Savcının Meksika’da yasadışı yollardan kızına organ bulma çabası ile Los Angeles’da ünlü ve zengin müvekkiline yapılan seks suçlamasını bertaraf etmeye çalışması yönetmenin paralel kurgusuyla birbirine koşut bir şekilde anlatılıyor. Savcı bir yandan kendi etik değerlerine bağlı kalarak, karakterinden ödün vermeden zengin müvekkilini sonuna kadar savunuyor; ama öte yandan da kızını kurtarmak için bütün yasadışı yolları deniyor.
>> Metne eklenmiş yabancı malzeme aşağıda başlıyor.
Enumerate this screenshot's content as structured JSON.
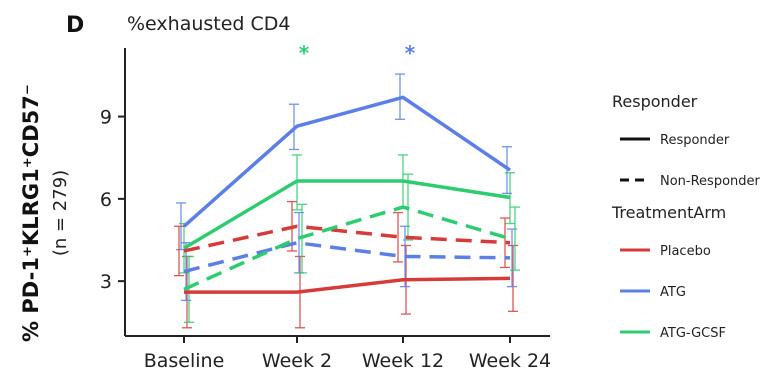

Karakterin yaşadığı içsel çatışmayı ve bu çatışmadan doğan gerilimi filmin atmosferine yansıtmayı başaran yönetmen, bu sayede hem karakterin sorgulama sürecine bizleri dâhil ediyor hem de temposu hiç düşmeyen bir drama kotarmayı başarıyor. Bu açıdan bakıldığında, Nefes Nefese hedeflediği şeyi gerçekleştiren bir film. Ama yine de final itibariyle bir mesaj vermekten ve bunu da slogancı bir şekilde işin kolaycılığına kaçarak yansıtmaktan çekinmiyor. Film boyunca o kolaycılığa düşmeyen yönetmen, finalde iyi bir aksiyon-drama olmanın ötesinde bir anlam ifade etmeye uğraşınca işler değişiyor. Eğer Nefes Nefese’nin bu kusuruna takılmazsanız, filmin yönetmen Baltasar Kormakur’un en iyi filmi olduğunu rahatlıkla söyleyebiliriz.